Capstone.ipynb contains all the CNN model training see below for an explanation, done over Google Colab GAN.ipynb contains all the GAN model training and generating, done through Kaggle with a free Nvidia P100 GPU
We find that human traders (mostly unprofessional ones, taking up a huge portion of trading system) uses visual cues and pattern recognitions to try identify when to buy and when to sell. To replicate this process with ML, we propose to use a model to see if we can capture some patterns, namingly head and shoulder and inverse head and shoulders patterns.
The problem is we lack dataset for image model training as the most dominant models used are timeseries models, hence timeseries data. To solve this problem, we manually collected 420 images as a toy dataset of two patterns.
We trained CNN, specifically pretrained inception V3 model, on 70 images, achieved a 58% accuracy. We later scaled to 420 images, and achieved 80% accuracy. This is a promising result to show that we can indeed replicate some level of human traders' habits when identifying patterns of stocks.

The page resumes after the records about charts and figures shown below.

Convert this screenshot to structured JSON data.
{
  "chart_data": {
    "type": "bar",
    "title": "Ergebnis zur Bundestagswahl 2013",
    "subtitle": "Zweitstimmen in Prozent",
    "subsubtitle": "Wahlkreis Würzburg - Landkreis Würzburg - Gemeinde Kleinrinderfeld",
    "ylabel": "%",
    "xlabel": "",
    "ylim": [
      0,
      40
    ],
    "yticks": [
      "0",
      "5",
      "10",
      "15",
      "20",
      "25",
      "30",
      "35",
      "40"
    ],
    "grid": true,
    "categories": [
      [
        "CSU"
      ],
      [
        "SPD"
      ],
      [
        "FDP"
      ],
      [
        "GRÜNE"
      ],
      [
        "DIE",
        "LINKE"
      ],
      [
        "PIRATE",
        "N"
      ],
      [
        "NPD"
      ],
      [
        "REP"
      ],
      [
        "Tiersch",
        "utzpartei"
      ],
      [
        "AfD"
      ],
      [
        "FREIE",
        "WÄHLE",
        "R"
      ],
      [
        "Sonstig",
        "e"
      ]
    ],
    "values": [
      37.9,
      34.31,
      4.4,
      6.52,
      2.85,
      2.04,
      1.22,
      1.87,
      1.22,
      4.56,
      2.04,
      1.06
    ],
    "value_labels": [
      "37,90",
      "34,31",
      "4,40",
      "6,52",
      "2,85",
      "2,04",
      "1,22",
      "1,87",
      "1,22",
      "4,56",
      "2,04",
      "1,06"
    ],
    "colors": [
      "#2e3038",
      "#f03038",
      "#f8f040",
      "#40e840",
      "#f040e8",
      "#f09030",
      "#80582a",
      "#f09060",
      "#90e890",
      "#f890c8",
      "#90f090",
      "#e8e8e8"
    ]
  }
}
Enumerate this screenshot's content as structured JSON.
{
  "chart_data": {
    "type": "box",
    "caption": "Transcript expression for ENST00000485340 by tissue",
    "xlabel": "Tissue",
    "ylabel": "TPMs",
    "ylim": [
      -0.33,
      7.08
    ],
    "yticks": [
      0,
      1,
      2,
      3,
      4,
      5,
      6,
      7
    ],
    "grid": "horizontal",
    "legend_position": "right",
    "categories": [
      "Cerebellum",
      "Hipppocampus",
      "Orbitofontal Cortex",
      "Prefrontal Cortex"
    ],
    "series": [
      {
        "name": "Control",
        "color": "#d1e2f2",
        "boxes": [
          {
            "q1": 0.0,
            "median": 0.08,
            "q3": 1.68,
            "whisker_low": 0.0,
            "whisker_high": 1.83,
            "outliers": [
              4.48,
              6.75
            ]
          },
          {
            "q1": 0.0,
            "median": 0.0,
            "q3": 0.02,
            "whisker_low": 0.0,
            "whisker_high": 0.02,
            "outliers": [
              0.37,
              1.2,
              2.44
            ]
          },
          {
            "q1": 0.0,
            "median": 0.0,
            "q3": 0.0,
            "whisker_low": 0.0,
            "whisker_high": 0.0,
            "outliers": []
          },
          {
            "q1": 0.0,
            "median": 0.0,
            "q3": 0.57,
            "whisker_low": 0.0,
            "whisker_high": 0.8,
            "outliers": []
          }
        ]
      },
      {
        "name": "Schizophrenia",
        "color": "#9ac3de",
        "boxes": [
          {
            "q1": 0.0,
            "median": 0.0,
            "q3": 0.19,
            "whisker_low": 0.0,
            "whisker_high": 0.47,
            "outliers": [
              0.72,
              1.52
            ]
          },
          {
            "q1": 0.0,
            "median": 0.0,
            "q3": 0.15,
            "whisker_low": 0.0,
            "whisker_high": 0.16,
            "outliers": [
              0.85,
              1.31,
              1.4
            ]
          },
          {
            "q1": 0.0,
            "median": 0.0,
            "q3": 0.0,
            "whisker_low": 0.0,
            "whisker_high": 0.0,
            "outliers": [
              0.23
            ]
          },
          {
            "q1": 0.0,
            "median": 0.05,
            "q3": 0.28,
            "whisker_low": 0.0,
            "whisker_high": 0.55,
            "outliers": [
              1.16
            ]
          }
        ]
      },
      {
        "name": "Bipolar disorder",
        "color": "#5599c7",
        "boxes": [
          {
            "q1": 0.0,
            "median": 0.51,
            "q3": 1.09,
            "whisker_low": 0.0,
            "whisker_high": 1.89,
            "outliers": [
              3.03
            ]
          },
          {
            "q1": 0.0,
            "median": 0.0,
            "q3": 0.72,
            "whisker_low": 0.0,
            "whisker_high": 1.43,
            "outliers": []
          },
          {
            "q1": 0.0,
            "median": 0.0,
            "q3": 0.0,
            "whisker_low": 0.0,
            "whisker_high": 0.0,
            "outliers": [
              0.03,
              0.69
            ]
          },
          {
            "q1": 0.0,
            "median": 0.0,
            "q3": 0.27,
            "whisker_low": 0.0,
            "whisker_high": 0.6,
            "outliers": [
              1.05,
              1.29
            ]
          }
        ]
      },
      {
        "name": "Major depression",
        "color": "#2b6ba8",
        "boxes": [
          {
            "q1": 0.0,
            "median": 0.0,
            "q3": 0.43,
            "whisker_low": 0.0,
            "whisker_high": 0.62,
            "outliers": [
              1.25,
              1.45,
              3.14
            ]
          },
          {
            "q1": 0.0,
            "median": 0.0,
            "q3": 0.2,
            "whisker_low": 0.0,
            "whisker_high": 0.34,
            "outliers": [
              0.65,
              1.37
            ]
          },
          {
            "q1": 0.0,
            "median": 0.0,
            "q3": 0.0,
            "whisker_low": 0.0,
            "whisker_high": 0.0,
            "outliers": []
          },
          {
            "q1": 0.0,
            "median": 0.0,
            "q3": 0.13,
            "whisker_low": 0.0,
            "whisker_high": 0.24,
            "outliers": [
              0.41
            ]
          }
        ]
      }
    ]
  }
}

We found that to collect these amount of data for training is quite time consuming, and we aim to fix this by introducing another ML model, GAN. We want to leverage Deep Convolution GAN to generate images of the two patterns based on existing, samll sample image dataset of 70 images. Thus we can reduce the time and effort needed to have enough data for CNN to train and run with promising result.
We used Nvidia P100 GPU to load, train, and generate images with Deep Convolution GAN. Previouly, we spent ~6 hours to collect data. With DCGAN, we acquired 840 images, 420 for each pattern, in 3 minutes entirely. This massively reduced our workload.
We integrated the images, 70 small sample images and 840 generated images, together to train a new Inception V3 model. After training CNN on the new GAN + Raw dataset, we then tested the accuracy of prediction of GAN + Raw dataset to be as high as 98%.
We tested the new Inception V3 model on the previously collected, 420 images. It turns out we are not able to generate statistically significant result. The experiment solution fails unfortunately. The reason behind it is simple. We should remove coloring from the images to have GAN generate pure pattern-based images.
Our failure comes directly from two reasons. Coloring and lack of computing power. Coloring is unnecessary because we have GAN to almost as if doing feature engineering for us to pick out the most dominant patterns from the human-eyeballed images, further reducing biases. This is also proven effective by the result of >90% accuracy on the new model. On the other hand, from the example images we are able to generate, it is clear that the images are looking more and more similar to their category patterns, and with higher resolutions. We believe with more computing power, this new approach could help us capture patterns of candlestick images with a more life-like behavior, achieving better performance than only on time series data for daily traders who are not professionals to build and deploy.